The annual report analyzes line-item costs, operating efficiencies, and revenue benchmarks by fleet sector and size, providing crucial benchmarking for motor carriers and a comprehensive overview of the financial state of trucking for decisionmakers in both industry and government.
The overall marginal costs of operating a truck hit $2.270 per mile in 2023, a 0.8% increase over the previous year, ATRI reported.
“The current economic environment makes cost management essential to successful operations,” Gregg Troian, PGT Trucking president, said in a news release.
“ATRI’s Operational Costs report provides the targeted costs and operational benchmarks necessary to identify opportunities for reducing expenses and how to best act on those opportunities in our fleet.”
Overall, 2023 expenses rose moderately across most categories, with average costs across line-items increasing at less than half the rates experienced during 2021 and 2022. Truck and trailer payments grew by 8.8% to $0.360 per mile, driver wages grew by 7.6% to $0.779 per mile, and repair and maintenance costs grew by 3.1% to $0.202 per mile.
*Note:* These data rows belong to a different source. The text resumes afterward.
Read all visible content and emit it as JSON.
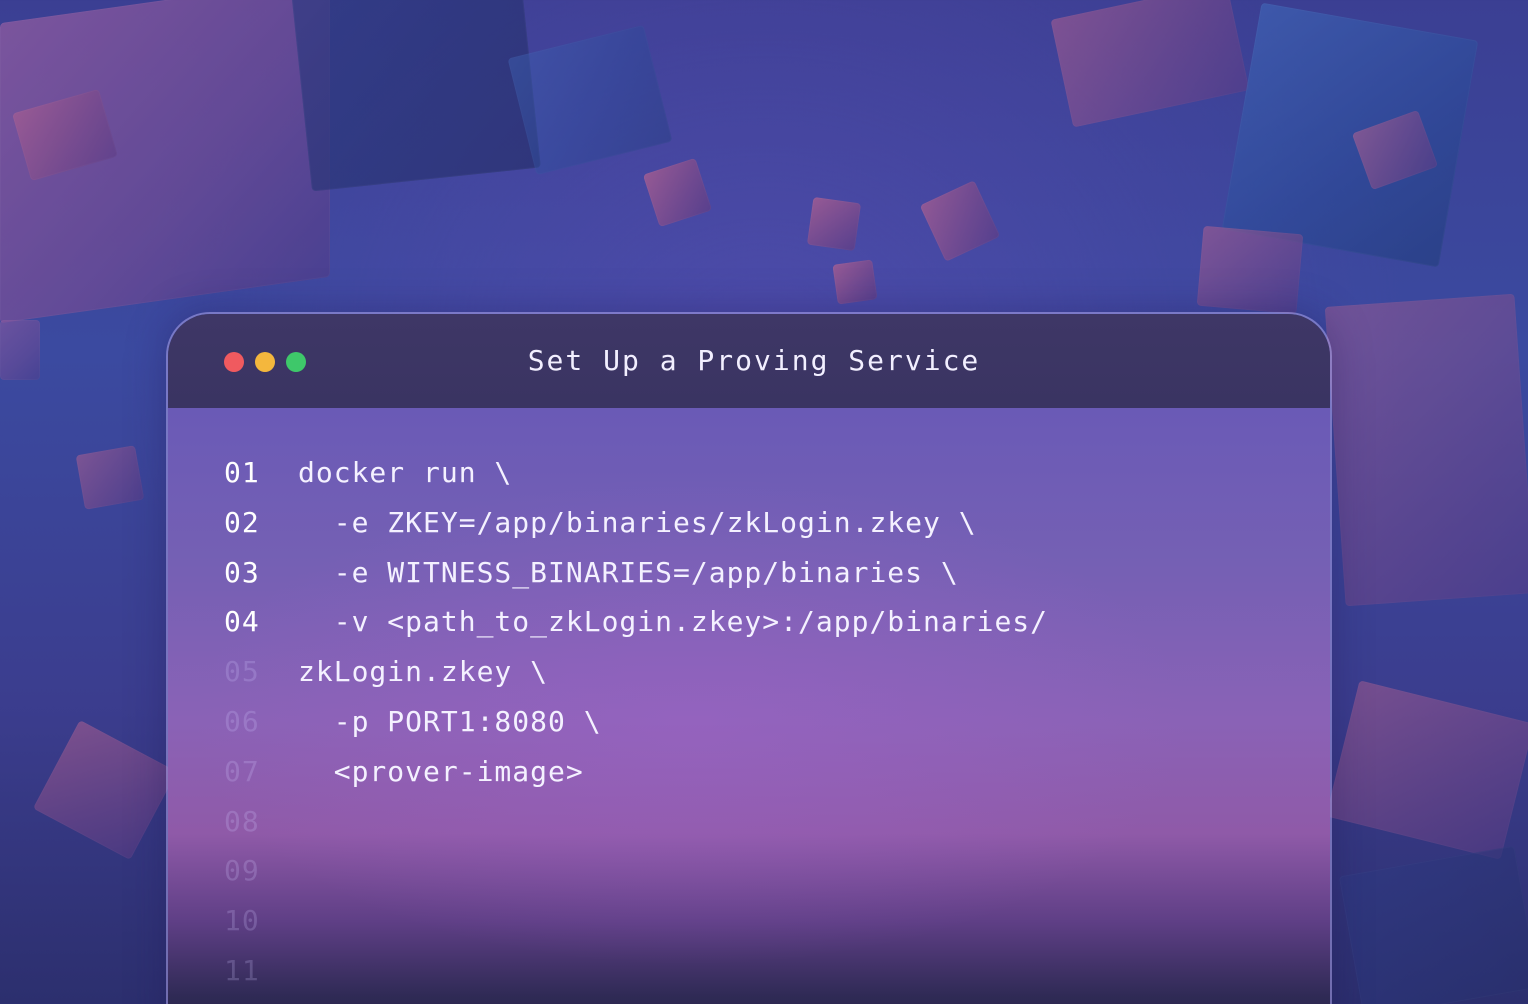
{
  "window": {
    "title": "Set Up a Proving Service",
    "controls": {
      "close_color": "#f05a5f",
      "minimize_color": "#f4b73d",
      "maximize_color": "#3ec86a"
    }
  },
  "code": {
    "lines": [
      {
        "num": "01",
        "text": "docker run \\",
        "active": true
      },
      {
        "num": "02",
        "text": "  -e ZKEY=/app/binaries/zkLogin.zkey \\",
        "active": true
      },
      {
        "num": "03",
        "text": "  -e WITNESS_BINARIES=/app/binaries \\",
        "active": true
      },
      {
        "num": "04",
        "text": "  -v <path_to_zkLogin.zkey>:/app/binaries/",
        "active": true
      },
      {
        "num": "05",
        "text": "zkLogin.zkey \\",
        "active": false
      },
      {
        "num": "06",
        "text": "  -p PORT1:8080 \\",
        "active": false
      },
      {
        "num": "07",
        "text": "  <prover-image>",
        "active": false
      },
      {
        "num": "08",
        "text": "",
        "active": false
      },
      {
        "num": "09",
        "text": "",
        "active": false
      },
      {
        "num": "10",
        "text": "",
        "active": false
      },
      {
        "num": "11",
        "text": "",
        "active": false
      }
    ]
  }
}
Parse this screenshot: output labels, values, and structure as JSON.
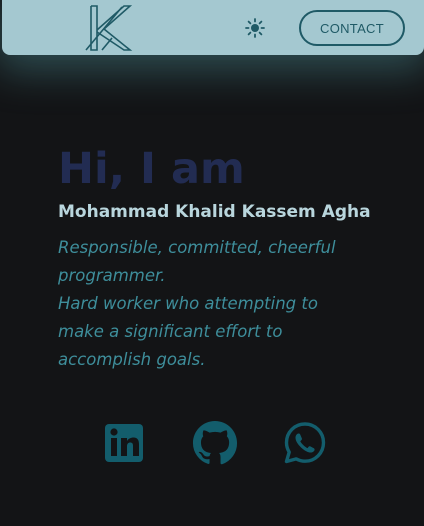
{
  "colors": {
    "nav_background": "#a4c8d0",
    "page_background": "#131416",
    "accent": "#1f5a66",
    "greeting": "#222c52",
    "name": "#b9d6dd",
    "tagline": "#3e8e9b",
    "social_icon": "#135d6c"
  },
  "navbar": {
    "logo_icon": "k-monogram-icon",
    "theme_toggle_icon": "sun-icon",
    "contact_label": "CONTACT"
  },
  "hero": {
    "greeting": "Hi, I am",
    "name": "Mohammad Khalid Kassem Agha",
    "tagline_line1": "Responsible, committed, cheerful programmer.",
    "tagline_line2": "Hard worker who attempting to make a significant effort to accomplish goals."
  },
  "social": {
    "icons": [
      "linkedin-icon",
      "github-icon",
      "whatsapp-icon"
    ]
  }
}
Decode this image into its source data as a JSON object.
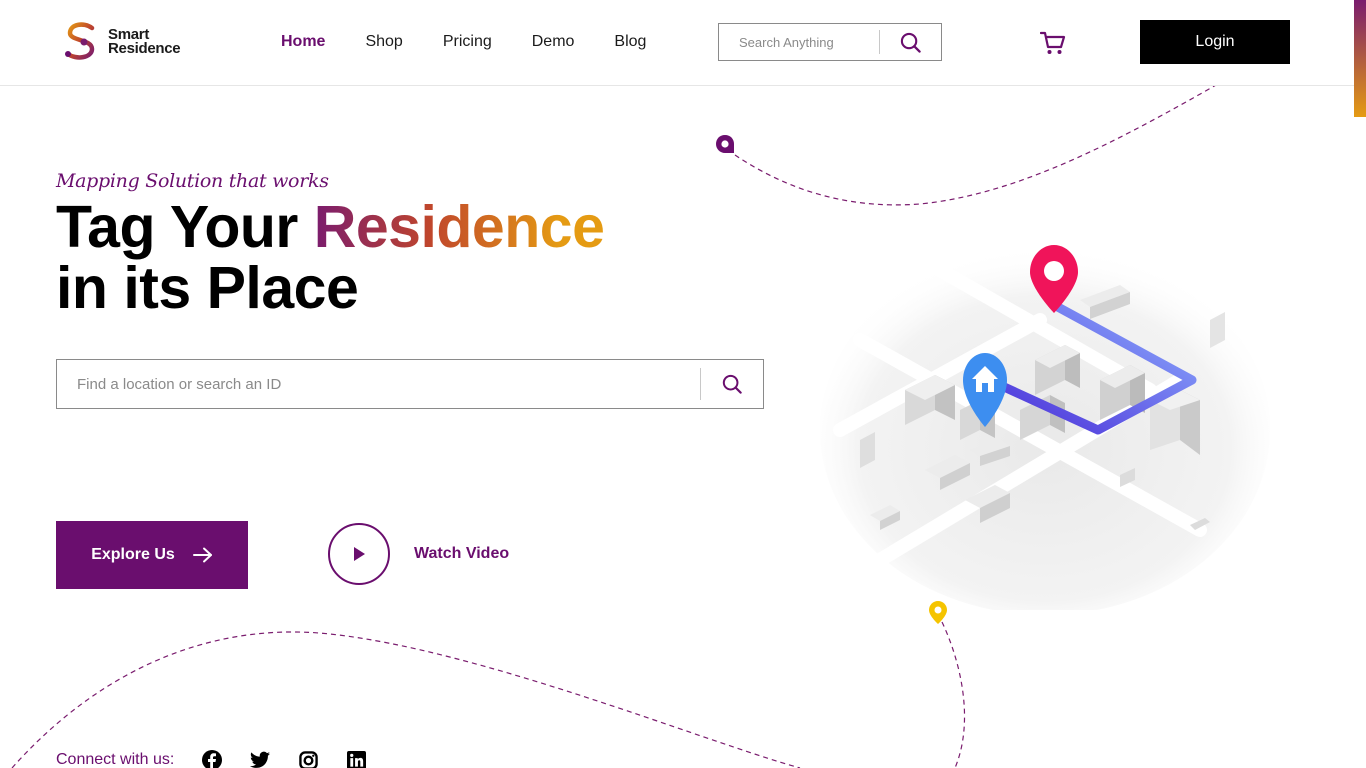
{
  "brand": {
    "line1": "Smart",
    "line2": "Residence"
  },
  "nav": [
    {
      "label": "Home",
      "active": true
    },
    {
      "label": "Shop",
      "active": false
    },
    {
      "label": "Pricing",
      "active": false
    },
    {
      "label": "Demo",
      "active": false
    },
    {
      "label": "Blog",
      "active": false
    }
  ],
  "header_search": {
    "placeholder": "Search Anything"
  },
  "login_label": "Login",
  "hero": {
    "tagline": "Mapping Solution that works",
    "headline_part1": "Tag Your ",
    "headline_highlight": "Residence",
    "headline_line2": "in its Place",
    "search_placeholder": "Find a location or search an ID",
    "explore_label": "Explore Us",
    "watch_label": "Watch Video"
  },
  "connect_label": "Connect with us:",
  "socials": [
    "facebook-icon",
    "twitter-icon",
    "instagram-icon",
    "linkedin-icon"
  ],
  "colors": {
    "brand": "#6a0e6e",
    "gradient_start": "#7a1c6e",
    "gradient_end": "#e59b13",
    "pin_red": "#f0145a",
    "pin_blue": "#3d8ef0",
    "pin_yellow": "#f5c400"
  }
}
The exception to this trend was truck insurance premiums, which grew by 12.5% to $0.099 per mile after two years of negligible change.
The soft 2023 freight market posed many challenges for operational efficiency, as tracked in the report. Deadhead mileage, a critical financial drain, rose to an average of 16.3% for all non-tank operations, and driver turnover rose by five percentage points in the truckload sector.
These pressures combined with low freight rates strained profitability across the industry, ATRI added. Average operating margins were 6% or lower in all fleet sizes and sectors other than LTL. The truckload and specialized sectors experienced drops in per-mile or per-truck revenue, and most saw “other costs”—expenses outside of the core marginal line-items—increase as a share of total revenue.